By HENRY OWINO

Over 100 health experts from eighteen countries, several of them from Africa signed onto a statement on 22, June, assuring retailers and consumers that reusables are safe during COVID-19, pushing back on claims by the plastic industry.

The health experts  joined by Greenpeace USA and UPSTREAM, both members of the Break Free From Plastic movement  to emphasize that disposable products are not inherently safer than reusables and that reusable systems can be utilized safely during the pandemic by employing basic hygiene.

“Single-use plastic is not inherently safer than reusables and causes additional public health concerns once it is discarded. The promotion of unnecessary single-use plastics to decrease exposure to the COVID-19 negatively impacts the environment, marine life and water systems compared to the safe use of reusable face masks, containers and utensils,’’ said Rico Euiridou, South African Environmental Epidemiologist.

The statement endorsed by scientists, academics, doctors, and specialists in public health and food packaging safety around the world, notes that household disinfectants have been proven effective at disinfecting hard surfaces, such as reusables. The statement follows several temporary pauses on plastic bans across the world and increased bans on reusables by shops amid COVID-19.

“It is shocking to learn that, in Kenya for instance, unscrupulous traders have been collecting used face masks, washing them and re-selling them to unsuspecting members of the public. The traders have taken advantage of COVID-19 to risk the lives of unsuspecting members of the public,” said Frederick Njehu, Greenpeace Africa Senior Political Advisor.

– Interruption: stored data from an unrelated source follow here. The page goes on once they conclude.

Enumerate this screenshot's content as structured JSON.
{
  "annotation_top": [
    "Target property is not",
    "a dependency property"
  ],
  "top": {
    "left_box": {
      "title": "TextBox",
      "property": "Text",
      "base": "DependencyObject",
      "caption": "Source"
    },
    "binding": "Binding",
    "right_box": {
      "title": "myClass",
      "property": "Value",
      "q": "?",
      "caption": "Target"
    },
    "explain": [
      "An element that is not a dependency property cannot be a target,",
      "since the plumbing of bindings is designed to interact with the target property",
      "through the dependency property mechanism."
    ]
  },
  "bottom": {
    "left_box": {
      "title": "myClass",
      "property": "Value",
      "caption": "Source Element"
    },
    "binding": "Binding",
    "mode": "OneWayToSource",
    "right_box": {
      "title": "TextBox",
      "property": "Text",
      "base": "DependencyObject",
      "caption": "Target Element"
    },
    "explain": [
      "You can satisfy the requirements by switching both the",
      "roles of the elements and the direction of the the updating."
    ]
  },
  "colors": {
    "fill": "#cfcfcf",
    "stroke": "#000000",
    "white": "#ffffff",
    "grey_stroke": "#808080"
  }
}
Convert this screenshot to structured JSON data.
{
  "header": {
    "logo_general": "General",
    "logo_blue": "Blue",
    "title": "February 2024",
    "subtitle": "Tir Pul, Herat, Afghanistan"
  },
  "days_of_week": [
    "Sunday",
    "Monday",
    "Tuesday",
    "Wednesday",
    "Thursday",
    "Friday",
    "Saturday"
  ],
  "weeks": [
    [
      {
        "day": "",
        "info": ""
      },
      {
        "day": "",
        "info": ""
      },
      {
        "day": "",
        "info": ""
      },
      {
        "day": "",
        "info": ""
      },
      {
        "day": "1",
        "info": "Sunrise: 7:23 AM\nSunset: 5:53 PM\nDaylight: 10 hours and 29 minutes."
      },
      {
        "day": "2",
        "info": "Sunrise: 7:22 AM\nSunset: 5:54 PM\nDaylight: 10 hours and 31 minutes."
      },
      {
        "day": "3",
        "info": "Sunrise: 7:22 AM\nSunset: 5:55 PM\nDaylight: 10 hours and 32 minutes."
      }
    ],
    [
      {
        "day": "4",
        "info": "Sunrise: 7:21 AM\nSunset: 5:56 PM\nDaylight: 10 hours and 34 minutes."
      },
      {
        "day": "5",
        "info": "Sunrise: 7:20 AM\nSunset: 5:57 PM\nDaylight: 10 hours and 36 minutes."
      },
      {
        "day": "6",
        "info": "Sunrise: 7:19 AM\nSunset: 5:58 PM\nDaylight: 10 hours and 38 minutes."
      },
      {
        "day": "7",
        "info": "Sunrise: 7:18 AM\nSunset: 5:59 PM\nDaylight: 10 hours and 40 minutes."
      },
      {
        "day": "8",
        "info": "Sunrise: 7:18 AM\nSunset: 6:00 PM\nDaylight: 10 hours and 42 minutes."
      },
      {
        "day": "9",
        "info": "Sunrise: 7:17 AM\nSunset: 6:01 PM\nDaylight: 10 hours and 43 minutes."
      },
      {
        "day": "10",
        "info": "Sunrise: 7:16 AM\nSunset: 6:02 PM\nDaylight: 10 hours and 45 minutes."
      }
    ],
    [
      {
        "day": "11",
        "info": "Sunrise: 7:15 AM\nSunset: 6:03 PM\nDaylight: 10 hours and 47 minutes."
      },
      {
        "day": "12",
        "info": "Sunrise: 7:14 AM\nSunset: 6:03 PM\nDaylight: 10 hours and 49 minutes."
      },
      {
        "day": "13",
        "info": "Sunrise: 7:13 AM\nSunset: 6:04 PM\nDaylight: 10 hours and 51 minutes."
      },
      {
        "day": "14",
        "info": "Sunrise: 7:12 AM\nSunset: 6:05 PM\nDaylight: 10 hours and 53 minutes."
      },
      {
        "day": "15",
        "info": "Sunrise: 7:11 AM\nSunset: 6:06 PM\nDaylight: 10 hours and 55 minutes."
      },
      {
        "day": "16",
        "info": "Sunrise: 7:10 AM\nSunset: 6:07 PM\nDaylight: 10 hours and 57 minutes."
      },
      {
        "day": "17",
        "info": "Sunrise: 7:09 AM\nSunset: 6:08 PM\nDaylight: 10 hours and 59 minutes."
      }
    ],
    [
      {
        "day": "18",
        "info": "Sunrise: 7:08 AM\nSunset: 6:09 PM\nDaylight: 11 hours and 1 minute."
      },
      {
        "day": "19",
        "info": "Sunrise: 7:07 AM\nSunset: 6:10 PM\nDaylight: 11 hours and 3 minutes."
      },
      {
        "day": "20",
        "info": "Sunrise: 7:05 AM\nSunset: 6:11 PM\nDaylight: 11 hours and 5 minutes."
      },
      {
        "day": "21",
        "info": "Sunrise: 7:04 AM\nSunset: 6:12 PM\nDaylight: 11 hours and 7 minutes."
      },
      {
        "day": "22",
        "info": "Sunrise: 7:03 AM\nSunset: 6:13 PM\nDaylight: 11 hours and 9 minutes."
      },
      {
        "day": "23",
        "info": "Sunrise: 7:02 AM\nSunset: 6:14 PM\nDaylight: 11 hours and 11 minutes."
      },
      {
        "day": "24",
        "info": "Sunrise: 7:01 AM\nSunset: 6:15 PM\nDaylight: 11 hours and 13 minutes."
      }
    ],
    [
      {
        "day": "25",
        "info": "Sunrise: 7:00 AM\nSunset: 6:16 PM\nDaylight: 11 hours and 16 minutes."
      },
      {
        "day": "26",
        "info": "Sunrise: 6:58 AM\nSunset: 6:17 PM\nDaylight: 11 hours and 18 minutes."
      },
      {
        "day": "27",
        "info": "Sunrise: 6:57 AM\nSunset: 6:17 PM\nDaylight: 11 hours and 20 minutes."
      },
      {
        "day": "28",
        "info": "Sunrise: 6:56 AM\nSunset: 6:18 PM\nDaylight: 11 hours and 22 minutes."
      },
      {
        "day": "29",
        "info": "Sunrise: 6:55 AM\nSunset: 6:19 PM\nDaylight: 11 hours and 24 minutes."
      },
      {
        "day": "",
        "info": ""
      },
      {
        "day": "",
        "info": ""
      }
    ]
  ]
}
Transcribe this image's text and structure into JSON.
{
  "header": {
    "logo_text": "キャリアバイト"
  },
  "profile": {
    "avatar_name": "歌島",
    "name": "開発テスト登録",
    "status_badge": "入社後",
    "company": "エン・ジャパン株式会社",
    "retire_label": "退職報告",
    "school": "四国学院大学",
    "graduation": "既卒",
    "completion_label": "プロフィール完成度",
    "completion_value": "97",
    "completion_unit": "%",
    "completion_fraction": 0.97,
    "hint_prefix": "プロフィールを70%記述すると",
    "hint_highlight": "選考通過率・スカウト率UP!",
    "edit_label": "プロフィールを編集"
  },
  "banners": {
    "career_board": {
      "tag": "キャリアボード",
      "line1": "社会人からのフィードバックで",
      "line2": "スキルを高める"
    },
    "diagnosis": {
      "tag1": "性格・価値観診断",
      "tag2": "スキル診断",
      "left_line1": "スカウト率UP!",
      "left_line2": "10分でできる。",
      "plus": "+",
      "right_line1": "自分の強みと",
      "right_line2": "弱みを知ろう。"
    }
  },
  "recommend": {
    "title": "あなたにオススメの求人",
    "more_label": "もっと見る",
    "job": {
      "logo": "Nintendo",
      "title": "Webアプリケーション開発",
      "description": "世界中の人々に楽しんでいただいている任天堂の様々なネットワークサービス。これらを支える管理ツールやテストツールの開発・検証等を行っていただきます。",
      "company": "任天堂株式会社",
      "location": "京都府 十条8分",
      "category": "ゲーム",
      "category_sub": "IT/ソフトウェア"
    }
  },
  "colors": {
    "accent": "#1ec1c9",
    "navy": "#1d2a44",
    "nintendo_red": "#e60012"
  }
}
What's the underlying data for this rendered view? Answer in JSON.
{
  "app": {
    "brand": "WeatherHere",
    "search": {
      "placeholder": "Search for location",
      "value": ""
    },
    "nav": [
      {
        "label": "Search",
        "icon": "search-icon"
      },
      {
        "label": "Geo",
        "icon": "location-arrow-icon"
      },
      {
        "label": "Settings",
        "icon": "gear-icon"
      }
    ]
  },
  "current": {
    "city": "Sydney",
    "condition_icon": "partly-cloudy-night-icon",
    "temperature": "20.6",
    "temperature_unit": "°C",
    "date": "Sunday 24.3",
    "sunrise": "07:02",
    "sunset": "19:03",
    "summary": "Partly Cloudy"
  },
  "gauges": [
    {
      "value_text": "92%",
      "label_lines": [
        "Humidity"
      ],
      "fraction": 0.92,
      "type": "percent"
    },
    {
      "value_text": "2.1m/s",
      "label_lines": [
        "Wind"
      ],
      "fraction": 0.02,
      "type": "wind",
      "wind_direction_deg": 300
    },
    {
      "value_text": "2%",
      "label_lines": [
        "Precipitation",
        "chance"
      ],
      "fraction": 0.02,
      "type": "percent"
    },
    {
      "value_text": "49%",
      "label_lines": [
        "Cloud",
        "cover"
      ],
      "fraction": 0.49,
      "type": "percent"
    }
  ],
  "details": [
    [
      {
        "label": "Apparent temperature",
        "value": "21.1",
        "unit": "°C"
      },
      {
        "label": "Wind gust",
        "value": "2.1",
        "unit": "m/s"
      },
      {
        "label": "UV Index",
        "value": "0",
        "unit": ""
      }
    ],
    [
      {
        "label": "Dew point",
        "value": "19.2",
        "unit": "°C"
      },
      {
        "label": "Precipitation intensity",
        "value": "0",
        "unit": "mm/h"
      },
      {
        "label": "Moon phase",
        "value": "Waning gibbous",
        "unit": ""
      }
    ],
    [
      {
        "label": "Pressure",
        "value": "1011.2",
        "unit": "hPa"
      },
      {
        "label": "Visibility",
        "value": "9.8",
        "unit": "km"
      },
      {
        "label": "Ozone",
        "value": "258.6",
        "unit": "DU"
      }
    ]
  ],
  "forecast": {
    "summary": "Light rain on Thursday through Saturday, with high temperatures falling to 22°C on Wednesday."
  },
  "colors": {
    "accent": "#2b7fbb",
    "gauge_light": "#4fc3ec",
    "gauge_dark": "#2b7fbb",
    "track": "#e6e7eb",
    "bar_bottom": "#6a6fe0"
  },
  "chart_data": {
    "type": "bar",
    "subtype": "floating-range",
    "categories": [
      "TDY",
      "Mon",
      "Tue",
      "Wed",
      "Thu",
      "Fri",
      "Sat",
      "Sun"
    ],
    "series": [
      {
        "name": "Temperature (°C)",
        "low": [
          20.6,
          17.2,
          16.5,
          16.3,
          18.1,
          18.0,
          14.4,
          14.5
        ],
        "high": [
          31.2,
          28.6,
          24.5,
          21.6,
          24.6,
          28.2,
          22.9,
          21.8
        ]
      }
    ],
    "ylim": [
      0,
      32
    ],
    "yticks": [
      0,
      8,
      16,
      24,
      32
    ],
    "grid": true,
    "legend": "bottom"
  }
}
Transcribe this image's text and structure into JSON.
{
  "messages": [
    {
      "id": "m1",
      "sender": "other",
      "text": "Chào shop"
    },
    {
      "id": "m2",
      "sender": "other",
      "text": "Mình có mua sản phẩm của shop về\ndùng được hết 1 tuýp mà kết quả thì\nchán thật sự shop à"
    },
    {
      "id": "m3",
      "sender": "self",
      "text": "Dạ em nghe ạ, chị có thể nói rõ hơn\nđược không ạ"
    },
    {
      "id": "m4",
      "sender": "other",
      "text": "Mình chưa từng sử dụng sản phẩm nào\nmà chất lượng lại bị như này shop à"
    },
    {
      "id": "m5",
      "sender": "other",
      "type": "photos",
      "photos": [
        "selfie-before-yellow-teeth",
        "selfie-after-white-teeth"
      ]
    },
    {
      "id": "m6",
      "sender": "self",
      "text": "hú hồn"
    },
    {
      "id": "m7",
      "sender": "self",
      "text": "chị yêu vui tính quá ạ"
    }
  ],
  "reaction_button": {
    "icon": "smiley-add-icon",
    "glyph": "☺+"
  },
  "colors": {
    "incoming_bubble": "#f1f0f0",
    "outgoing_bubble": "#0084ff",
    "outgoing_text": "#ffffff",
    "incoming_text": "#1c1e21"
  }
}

“It is crucial for businesses, and governments to know that as they reopen, reusable systems can be deployed safely to protect both the environment, workers and customers. All that is needed is for proper hygiene practices to be followed.’’ Njehu added.

Throughout the COVID-19 pandemic, the plastic industry has worked to boost profits and demonize reusables. Pauses on plastic bans following a significant public relation push from the plastics industry using older industry-funded research to claim that reusables are more dangerous than disposables during COVID-19. 

“Over the past few months, there’s been a lot of conflicting information about how the virus is spread, but we now know that surfaces are not the main way we’re exposed,” said Matt Prindiville, CEO of UPSTREAM – a nonprofit sparking innovative solutions to plastic pollution.

“Plastic harms our health along the entire supply chain. Fortunately, COVID-19 is easily destroyed by proper washing, so restaurants, grocery stores and other businesses can still serve us using reusable items in ways that protect health without harming the environment.” Matt emphasized.